# New California Law Gives Brewery Tasting Rooms a Break



## mark handler (Aug 7, 2011)

New California Law Gives Brewery Tasting Rooms a Break

http://blogs.sfweekly.com/foodie/2011/08/new_california_law_gives_brewe.php

By Jason HenryFri., Aug. 5 2011

You walk into a brewery tasting room and order a sample. The beer is delicious, but you can't help noticing that the brewery doesn't have washable tile flooring and the cashier isn't far from the dishwasher. Naturally, there's only one thing to do -- complain to the health department!

You might be thinking, "Who cares! It's a brewery tasting room, not a restaurant kitchen!"

Well, until recently, there was no distinction made in the eyes of California law.

The issue came into public scrutiny in April 2010, when an anonymous patron (hostile competition?) lodged a complaint against San Diego's Lost Abbey Brewery and ignited a series of inspections that brought the nuances of tasting room law to light.

As Lost Abbey's Tomme Arthur noted, brewery tasting rooms without restaurants hadn't previously been inspected by health officials or ordered to comply with strict restaurant building codes.
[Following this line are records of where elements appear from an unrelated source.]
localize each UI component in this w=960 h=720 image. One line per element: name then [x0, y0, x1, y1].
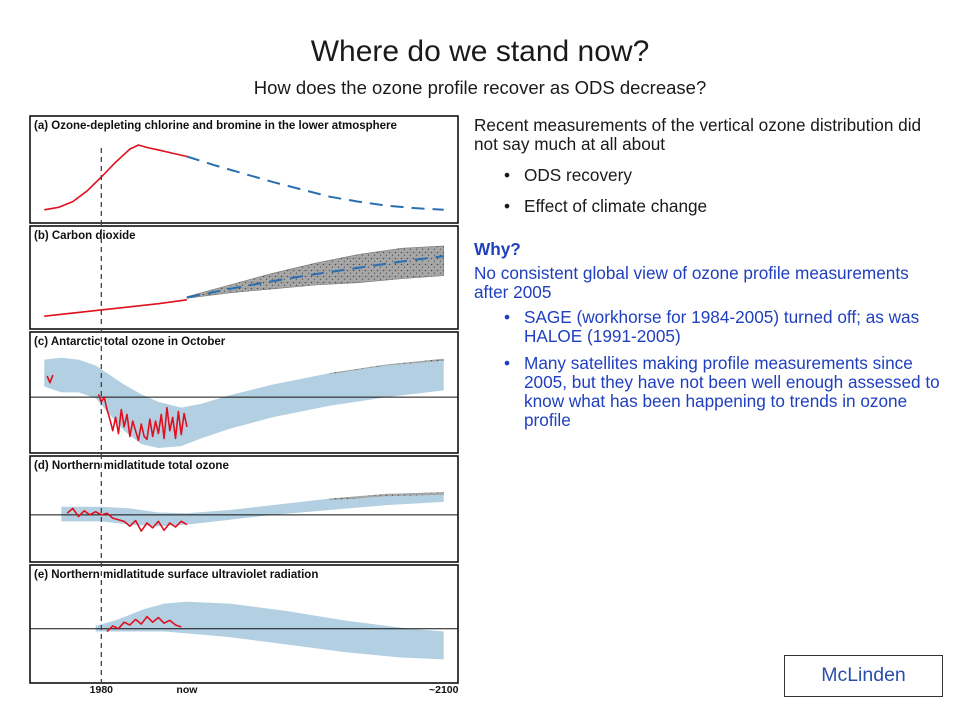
x-axis: 1980 now ~2100: [90, 684, 459, 695]
panel-e: (e) Northern midlatitude surface ultravi…: [29, 564, 459, 684]
observed-line: [44, 144, 188, 211]
x-tick-label: ~2100: [429, 684, 459, 695]
observed-line: [106, 615, 182, 633]
why-body: No consistent global view of ozone profi…: [474, 263, 909, 302]
panel-title: (d) Northern midlatitude total ozone: [34, 460, 229, 472]
panel-title: (b) Carbon dioxide: [34, 230, 136, 242]
slide-subtitle: How does the ozone profile recover as OD…: [253, 77, 707, 98]
projection-line: [186, 155, 444, 211]
slide-title: Where do we stand now?: [310, 35, 650, 68]
observed-line: [44, 299, 188, 317]
text-area: Recent measurements of the vertical ozon…: [474, 116, 944, 438]
panel-title: (e) Northern midlatitude surface ultravi…: [34, 569, 318, 581]
why-bullet-list: SAGE (workhorse for 1984-2005) turned of…: [474, 308, 944, 430]
observed-line: [97, 393, 188, 442]
bullet-item: Effect of climate change: [474, 197, 944, 217]
observed-line: [46, 374, 54, 384]
x-tick-label: 1980: [90, 684, 114, 695]
credit-box: McLinden: [784, 655, 943, 697]
bullet-item: ODS recovery: [474, 166, 944, 186]
x-tick-label: now: [176, 684, 198, 695]
why-bullet-item: Many satellites making profile measureme…: [474, 354, 944, 430]
panel-d: (d) Northern midlatitude total ozone: [29, 455, 459, 563]
panel-c: (c) Antarctic total ozone in October: [29, 331, 459, 454]
projection-line: [186, 255, 444, 299]
panel-title: (c) Antarctic total ozone in October: [34, 336, 226, 348]
panel-a: (a) Ozone-depleting chlorine and bromine…: [29, 115, 459, 224]
why-heading: Why?: [474, 239, 521, 259]
panel-title: (a) Ozone-depleting chlorine and bromine…: [34, 120, 397, 132]
panels-layer: (a) Ozone-depleting chlorine and bromine…: [29, 115, 459, 684]
bullet-list: ODS recovery Effect of climate change: [474, 166, 944, 217]
why-bullet-item: SAGE (workhorse for 1984-2005) turned of…: [474, 308, 944, 346]
uncertainty-range-stippled: [329, 492, 444, 501]
uncertainty-range-stippled: [329, 358, 444, 375]
uncertainty-range: [95, 601, 444, 660]
observed-line: [66, 507, 188, 532]
uncertainty-range: [61, 492, 444, 527]
uncertainty-range: [44, 357, 444, 448]
ozone-figure: (a) Ozone-depleting chlorine and bromine…: [29, 115, 459, 695]
intro-text: Recent measurements of the vertical ozon…: [474, 115, 922, 154]
panel-b: (b) Carbon dioxide: [29, 225, 459, 330]
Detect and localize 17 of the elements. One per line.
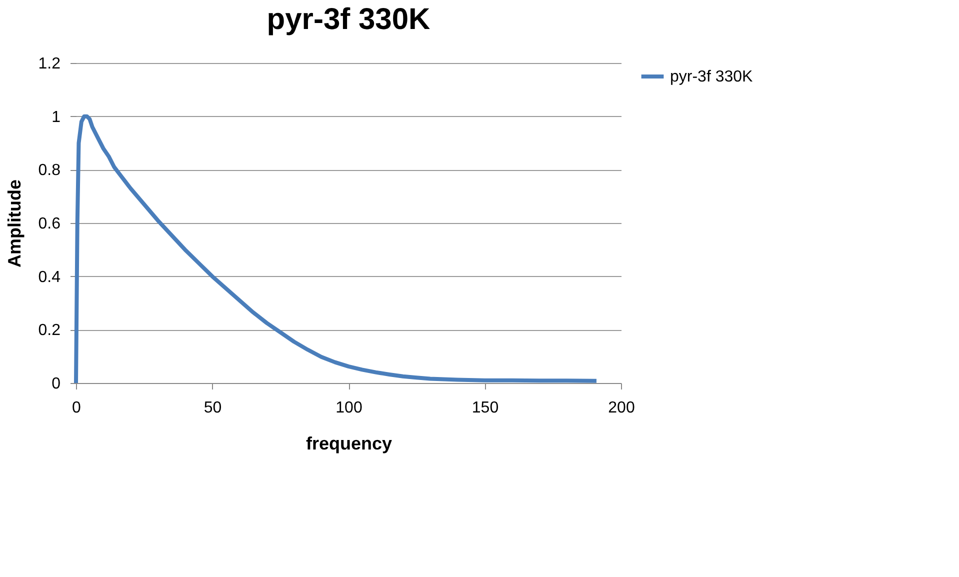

Now, they faced costly renovations such as installing floor drains and industrial sinks, which can cost hundreds of thousands of dollars because of the complex plumbing that can be involved.

Thankfully, Gov. Jerry Brown earlier this week signed the Tasting Room Bill (AB 1014) into law, which eliminates the requirement to install restaurant grade equipment.

The California Small Brewers Association noted, "This is a common sense law that garnered bipartisan support at the Capitol. Yet another example that good beer brings people together."

Realistically, the vast majorities of breweries were not following the stringent codes to begin with. After speaking to a number of Bay Area breweries, SFoodie believes the new law is simply nullifying code requirements that were largely being ignored anyway.

Some newer tasting rooms, however, bore the burden of expensive buildouts. Not knowing when or if the bill would pass, Drake's Brewery built its new Barrel House to restaurant specs.

Drake's manager John Martin told SFoodie that it took seven trips to the Health Department and substantial architect, construction, and permit fees to get the tasting room up and running. Martin said the bill came "too late for Drake's, but other breweries will have an easier time in the future, which is great."

The bill places brewery tasting rooms on equal footing with winery tasting rooms, which were already exempted from the stringent health code requirements.

[Cue dramatically garbled astronaut voice] "One small step for beer tasting rooms, one giant leap for craft brewing."


----------



## Alias (Aug 8, 2011)

Roll out the barrel.........we'll have a barrel of fun.......


----------